Caron explained yesterday that the NDP is now committed to balancing the budget over the “economic cycle,” a caveat that would seem to allow for a deficit in this fiscal year. The Liberals have similarly backed away from committing to balance. The Conservatives, undaunted by the PBO’s projection of a deficit or the Bank of Canada’s GDP estimates, claim the budget will still be balanced, but without providing an explanation of how.

Last week, Oliver was captured on film walking away from questions about the PBO’s projection of a deficit, while the minister’s bow-tied aide dutifully threw himself in front of the reporters who were giving chase. To appear at the Finance committee to offer a rare summer update on the fiscal situation might have been a noble move, but then, it’s been six years since a Finance minister presented a fall update to Parliament; beginning in 2009, Jim Flaherty, then Oliver, have chosen to present themselves instead to luncheon audiences in other cities. Perhaps if Caron and Brison had finagled an invitation for Oliver this week from the Moose Jaw chamber of commerce, an update would have been more forthcoming.

All of which might just be more philosophical moaning about transparency, accountability, the press, and the theoretical primacy of Parliament, were it not for the incessant presence of the government’s publicly financed advertisements. While Oliver won’t appear before the Finance committee this week, TV ads touting his government’s tax cuts would seem to have been airing nightly. And while the government is basically free to acknowledge the press gallery as much or as little as it desires, and the Conservatives are sufficiently empowered by voters to control the agenda of the Finance committee, any avoidance of accountability should make the unacceptability of self-promotional government advertising all the more glaring.

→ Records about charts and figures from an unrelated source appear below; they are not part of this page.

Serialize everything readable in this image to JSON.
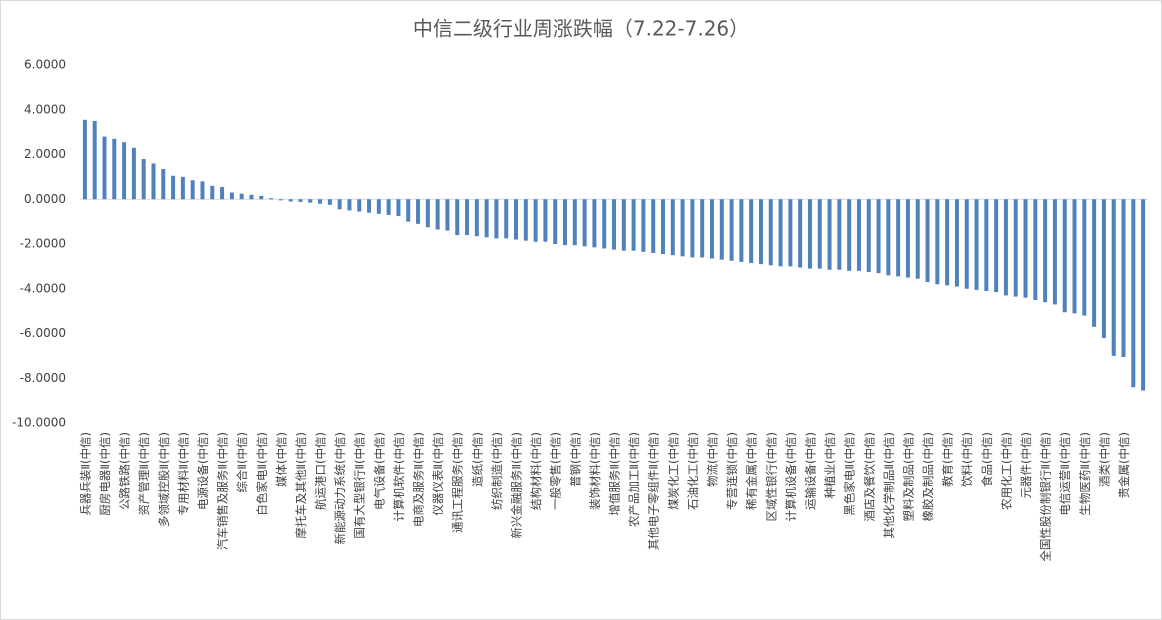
{
  "chart_data": {
    "type": "bar",
    "title": "中信二级行业周涨跌幅（7.22-7.26）",
    "color": "#4f81bd",
    "ylim": [
      -10,
      6
    ],
    "yticks": [
      {
        "value": 6,
        "label": "6.0000"
      },
      {
        "value": 4,
        "label": "4.0000"
      },
      {
        "value": 2,
        "label": "2.0000"
      },
      {
        "value": 0,
        "label": "0.0000"
      },
      {
        "value": -2,
        "label": "-2.0000"
      },
      {
        "value": -4,
        "label": "-4.0000"
      },
      {
        "value": -6,
        "label": "-6.0000"
      },
      {
        "value": -8,
        "label": "-8.0000"
      },
      {
        "value": -10,
        "label": "-10.0000"
      }
    ],
    "categories": [
      "兵器兵装Ⅱ(中信)",
      null,
      "厨房电器Ⅱ(中信)",
      null,
      "公路铁路(中信)",
      null,
      "资产管理Ⅱ(中信)",
      null,
      "多领域控股Ⅱ(中信)",
      null,
      "专用材料Ⅱ(中信)",
      null,
      "电源设备(中信)",
      null,
      "汽车销售及服务Ⅱ(中信)",
      null,
      "综合Ⅱ(中信)",
      null,
      "白色家电Ⅱ(中信)",
      null,
      "媒体(中信)",
      null,
      "摩托车及其他Ⅱ(中信)",
      null,
      "航运港口(中信)",
      null,
      "新能源动力系统(中信)",
      null,
      "国有大型银行Ⅱ(中信)",
      null,
      "电气设备(中信)",
      null,
      "计算机软件(中信)",
      null,
      "电商及服务Ⅱ(中信)",
      null,
      "仪器仪表Ⅱ(中信)",
      null,
      "通讯工程服务(中信)",
      null,
      "造纸(中信)",
      null,
      "纺织制造(中信)",
      null,
      "新兴金融服务Ⅱ(中信)",
      null,
      "结构材料(中信)",
      null,
      "一般零售(中信)",
      null,
      "普钢(中信)",
      null,
      "装饰材料(中信)",
      null,
      "增值服务Ⅱ(中信)",
      null,
      "农产品加工Ⅱ(中信)",
      null,
      "其他电子零组件Ⅱ(中信)",
      null,
      "煤炭化工(中信)",
      null,
      "石油化工(中信)",
      null,
      "物流(中信)",
      null,
      "专营连锁(中信)",
      null,
      "稀有金属(中信)",
      null,
      "区域性银行(中信)",
      null,
      "计算机设备(中信)",
      null,
      "运输设备(中信)",
      null,
      "种植业(中信)",
      null,
      "黑色家电Ⅱ(中信)",
      null,
      "酒店及餐饮(中信)",
      null,
      "其他化学制品Ⅱ(中信)",
      null,
      "塑料及制品(中信)",
      null,
      "橡胶及制品(中信)",
      null,
      "教育(中信)",
      null,
      "饮料(中信)",
      null,
      "食品(中信)",
      null,
      "农用化工(中信)",
      null,
      "元器件(中信)",
      null,
      "全国性股份制银行Ⅱ(中信)",
      null,
      "电信运营Ⅱ(中信)",
      null,
      "生物医药Ⅱ(中信)",
      null,
      "酒类(中信)",
      null,
      "贵金属(中信)",
      null,
      null
    ],
    "values": [
      3.55,
      3.5,
      2.8,
      2.7,
      2.55,
      2.3,
      1.8,
      1.6,
      1.35,
      1.05,
      1.0,
      0.85,
      0.8,
      0.6,
      0.55,
      0.3,
      0.25,
      0.2,
      0.15,
      0.05,
      -0.05,
      -0.1,
      -0.12,
      -0.15,
      -0.2,
      -0.25,
      -0.45,
      -0.5,
      -0.55,
      -0.6,
      -0.65,
      -0.7,
      -0.75,
      -1.0,
      -1.1,
      -1.25,
      -1.35,
      -1.4,
      -1.6,
      -1.6,
      -1.65,
      -1.7,
      -1.75,
      -1.75,
      -1.8,
      -1.85,
      -1.9,
      -1.9,
      -2.0,
      -2.05,
      -2.05,
      -2.1,
      -2.15,
      -2.2,
      -2.25,
      -2.3,
      -2.3,
      -2.35,
      -2.4,
      -2.45,
      -2.5,
      -2.55,
      -2.6,
      -2.6,
      -2.65,
      -2.7,
      -2.75,
      -2.8,
      -2.85,
      -2.9,
      -2.95,
      -3.0,
      -3.0,
      -3.05,
      -3.1,
      -3.1,
      -3.15,
      -3.15,
      -3.2,
      -3.2,
      -3.25,
      -3.3,
      -3.4,
      -3.45,
      -3.5,
      -3.55,
      -3.7,
      -3.8,
      -3.85,
      -3.9,
      -4.0,
      -4.05,
      -4.1,
      -4.15,
      -4.3,
      -4.35,
      -4.4,
      -4.5,
      -4.6,
      -4.7,
      -5.05,
      -5.1,
      -5.2,
      -5.7,
      -6.2,
      -7.0,
      -7.05,
      -8.4,
      -8.55
    ]
  }
}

Indeed, the federal government’s official communication policy implicitly acknowledges how problematic such advertising can be. “Institutions must suspend their advertising during general elections of the Government of Canada,” the policy dictates. “Advertising is only permitted when: an institution is required by statute or regulation to issue a public notice for legal purposes; an institution must inform the public of a danger to health, safety or the environment; or an institution must post an employment or staffing notice.”

No one can seriously claim at this point that political campaigning only occurs after the Governor General has drawn up the writs of election. And if the use of government advertising is so fraught that it should be restricted around the date of election, why shouldn’t it be restricted at all times? Jean-Pierre Kingsley, the former chief electoral officer, has suggested a six-month ban on non-essential ads in advance of elections, but a total ban seems more appropriate.

If the government is eager to promote its agenda, it has a few dozen ministers on salary, and there is a handsomely appointed facility in downtown Ottawa, maintained at public expense, from which they might speak. And if Oliver needs to tighten the federal budget even further, he can hardly justify the extravagance of self-promotion.